Published in The Guardian, 12 May 2021
Some are calling this a boring budget. I think that is far from the truth.
Yes, most of the big-ticket items were strategically dripped out in the lead-up, but it’s not until the budget is seen as a whole that you get a sense of just how big the shift has been for the Coalition.
When the Treasurer said he wanted to use the budget to drive unemployment down until it has a ‘four in front of it’, he meant it.
Fiscal fortunes have recovered to the tune of more than $104 billion since December. Most of this was straight out the door. The Government on Tuesday night announced more than $68 billion in additional spending and $28 billion in tax cuts to be delivered over the next four years.
‘Back in the black’ is a distant memory.
Fiscal policy is now the main game for driving the recovery. And even despite the spend, net debt is forecast to stabilise and then start coming down as a share of the economy over the next decade.
The other major shift is in what the Government is choosing to spend on. Yes, the perennial infrastructure investment and business investment incentives feature again. But the big shift is the investment in social spending.
Significant measures were announced for aged care, mental health, childcare, and women’s safety.
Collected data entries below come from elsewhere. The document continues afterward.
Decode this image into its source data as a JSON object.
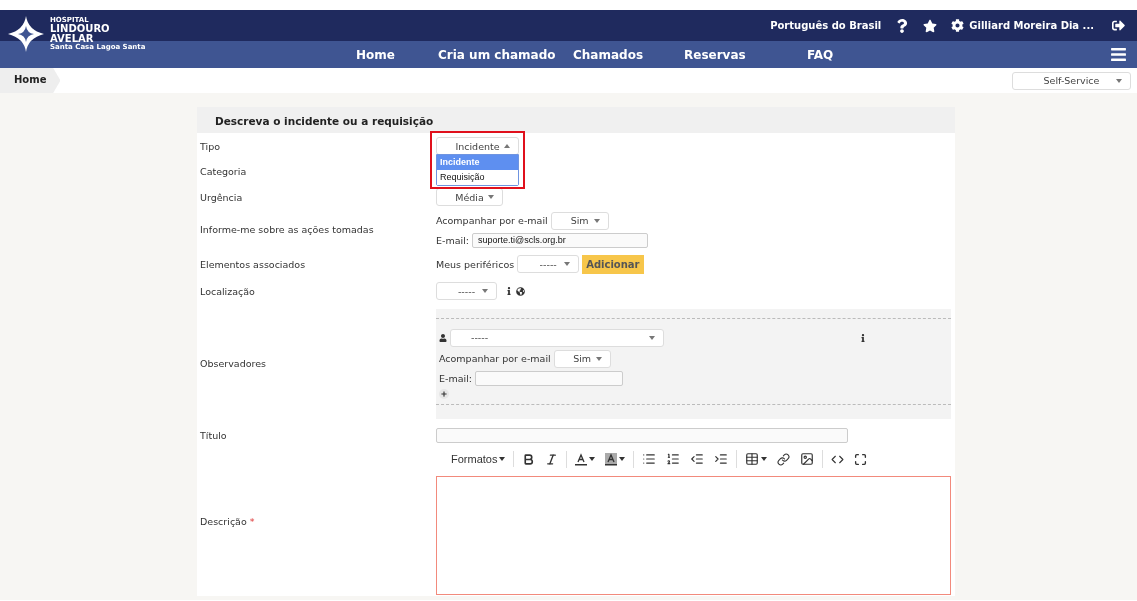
{
  "header": {
    "logo": {
      "line_1": "HOSPITAL",
      "line_2": "LINDOURO",
      "line_3": "AVELAR",
      "tagline": "Santa Casa Lagoa Santa"
    },
    "language": "Português do Brasil",
    "user": "Gilliard Moreira Dia ..."
  },
  "nav": [
    {
      "label": "Home"
    },
    {
      "label": "Cria um chamado"
    },
    {
      "label": "Chamados"
    },
    {
      "label": "Reservas"
    },
    {
      "label": "FAQ"
    }
  ],
  "breadcrumb": "Home",
  "interface_select": "Self-Service",
  "form": {
    "title": "Descreva o incidente ou a requisição",
    "fields": [
      {
        "kind": "dropdown",
        "label": "Tipo",
        "value": "Incidente",
        "open": true,
        "highlighted": true,
        "options": [
          {
            "label": "Incidente",
            "selected": true
          },
          {
            "label": "Requisição",
            "selected": false
          }
        ]
      },
      {
        "kind": "blank",
        "label": "Categoria"
      },
      {
        "kind": "select",
        "label": "Urgência",
        "value": "Média"
      },
      {
        "kind": "notify",
        "label": "Informe-me sobre as ações tomadas",
        "follow_label": "Acompanhar por e-mail",
        "follow_value": "Sim",
        "email_label": "E-mail:",
        "email": "suporte.ti@scls.org.br"
      },
      {
        "kind": "elements",
        "label": "Elementos associados",
        "select_label": "Meus periféricos",
        "value": "-----",
        "button": "Adicionar"
      },
      {
        "kind": "location",
        "label": "Localização",
        "value": "-----"
      },
      {
        "kind": "observers",
        "label": "Observadores",
        "value": "-----",
        "follow_label": "Acompanhar por e-mail",
        "follow_value": "Sim",
        "email_label": "E-mail:"
      },
      {
        "kind": "text",
        "label": "Título"
      },
      {
        "kind": "editor",
        "label": "Descrição",
        "required_mark": "*",
        "formats": "Formatos"
      }
    ]
  }
}
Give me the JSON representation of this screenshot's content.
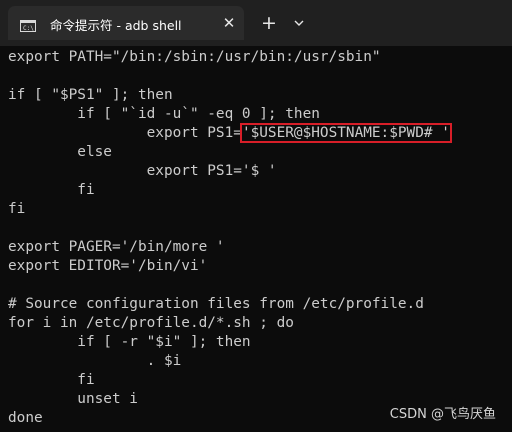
{
  "window": {
    "tab_title": "命令提示符 - adb  shell",
    "close_glyph": "✕",
    "new_tab_glyph": "+",
    "dropdown_icon": "chevron-down-icon",
    "colors": {
      "titlebar": "#202020",
      "tab": "#2b2b2b",
      "terminal_bg": "#0c0c0c",
      "terminal_text": "#cccccc",
      "highlight_box": "#d81e28"
    }
  },
  "terminal": {
    "lines": [
      "export PATH=\"/bin:/sbin:/usr/bin:/usr/sbin\"",
      "",
      "if [ \"$PS1\" ]; then",
      "        if [ \"`id -u`\" -eq 0 ]; then",
      "                export PS1=",
      "        else",
      "                export PS1='$ '",
      "        fi",
      "fi",
      "",
      "export PAGER='/bin/more '",
      "export EDITOR='/bin/vi'",
      "",
      "# Source configuration files from /etc/profile.d",
      "for i in /etc/profile.d/*.sh ; do",
      "        if [ -r \"$i\" ]; then",
      "                . $i",
      "        fi",
      "        unset i",
      "done"
    ],
    "highlighted_text": "'$USER@$HOSTNAME:$PWD# '"
  },
  "watermark": "CSDN @飞鸟厌鱼"
}
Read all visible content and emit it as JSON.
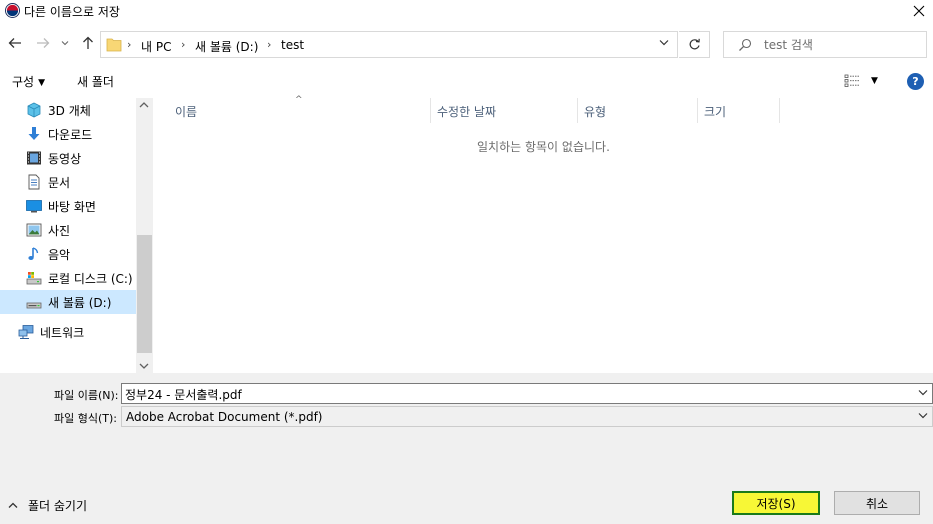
{
  "window": {
    "title": "다른 이름으로 저장"
  },
  "nav": {
    "breadcrumbs": [
      "내 PC",
      "새 볼륨 (D:)",
      "test"
    ],
    "search_placeholder": "test 검색"
  },
  "commands": {
    "organize": "구성",
    "new_folder": "새 폴더"
  },
  "sidebar": {
    "items": [
      {
        "label": "3D 개체",
        "icon": "3d-objects-icon"
      },
      {
        "label": "다운로드",
        "icon": "download-icon"
      },
      {
        "label": "동영상",
        "icon": "video-icon"
      },
      {
        "label": "문서",
        "icon": "document-icon"
      },
      {
        "label": "바탕 화면",
        "icon": "desktop-icon"
      },
      {
        "label": "사진",
        "icon": "picture-icon"
      },
      {
        "label": "음악",
        "icon": "music-icon"
      },
      {
        "label": "로컬 디스크 (C:)",
        "icon": "local-disk-icon"
      },
      {
        "label": "새 볼륨 (D:)",
        "icon": "drive-icon",
        "selected": true
      },
      {
        "label": "네트워크",
        "icon": "network-icon"
      }
    ]
  },
  "filelist": {
    "columns": [
      "이름",
      "수정한 날짜",
      "유형",
      "크기"
    ],
    "empty_message": "일치하는 항목이 없습니다."
  },
  "form": {
    "filename_label": "파일 이름(N):",
    "filename_value": "정부24 - 문서출력.pdf",
    "filetype_label": "파일 형식(T):",
    "filetype_value": "Adobe Acrobat Document (*.pdf)"
  },
  "footer": {
    "hide_folders": "폴더 숨기기",
    "save_label": "저장(S)",
    "cancel_label": "취소"
  },
  "colors": {
    "selected_bg": "#cce8ff",
    "save_highlight": "#f7f736",
    "save_border": "#1a7a1a",
    "help_blue": "#1e5fb3"
  }
}
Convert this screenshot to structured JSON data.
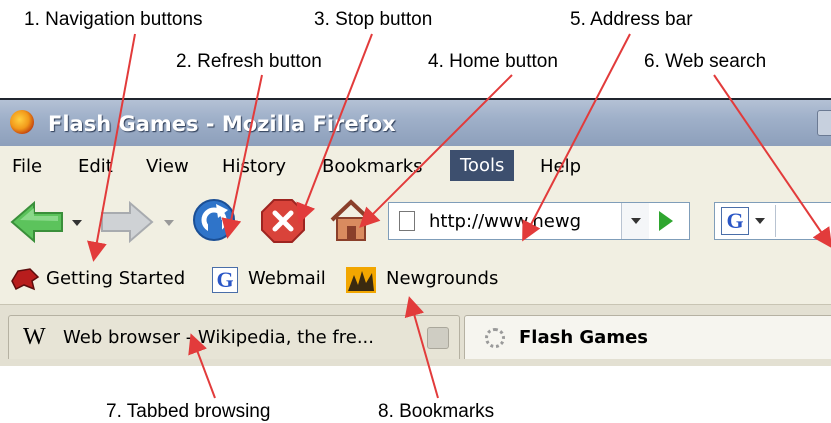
{
  "callouts": {
    "nav_buttons": "1. Navigation buttons",
    "refresh": "2. Refresh button",
    "stop": "3. Stop button",
    "home": "4. Home button",
    "address": "5. Address bar",
    "search": "6. Web search",
    "tabs": "7. Tabbed browsing",
    "bookmarks": "8. Bookmarks"
  },
  "window": {
    "title": "Flash Games - Mozilla Firefox"
  },
  "menu": {
    "items": [
      "File",
      "Edit",
      "View",
      "History",
      "Bookmarks",
      "Tools",
      "Help"
    ],
    "active": "Tools"
  },
  "navbar": {
    "url": "http://www.newg",
    "search_engine_letter": "G",
    "icons": [
      "back-arrow-icon",
      "forward-arrow-icon",
      "refresh-icon",
      "stop-icon",
      "home-icon",
      "go-arrow-icon"
    ]
  },
  "bookmarks": {
    "items": [
      "Getting Started",
      "Webmail",
      "Newgrounds"
    ]
  },
  "tabs": {
    "items": [
      {
        "favicon": "W",
        "label": "Web browser - Wikipedia, the fre..."
      },
      {
        "label": "Flash Games"
      }
    ]
  },
  "colors": {
    "title_gradient_top": "#b4c1d5",
    "menu_active_bg": "#3d4f6e",
    "back_arrow": "#5cc35c",
    "stop_red": "#d9433a",
    "refresh_blue": "#2f74c9",
    "arrow_red": "#e23b3b"
  }
}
They are much needed – the pandemic laid bare the deep structural problems in these sectors.
But even in these areas, the budget investment falls well short of what experts have estimated is needed for wholesale or transformative change to the way these services are delivered.
So while we shouldn’t underplay how much has shifted with this budget, if the Government wants to be even more bold in building back better, there’s still plenty more room to move.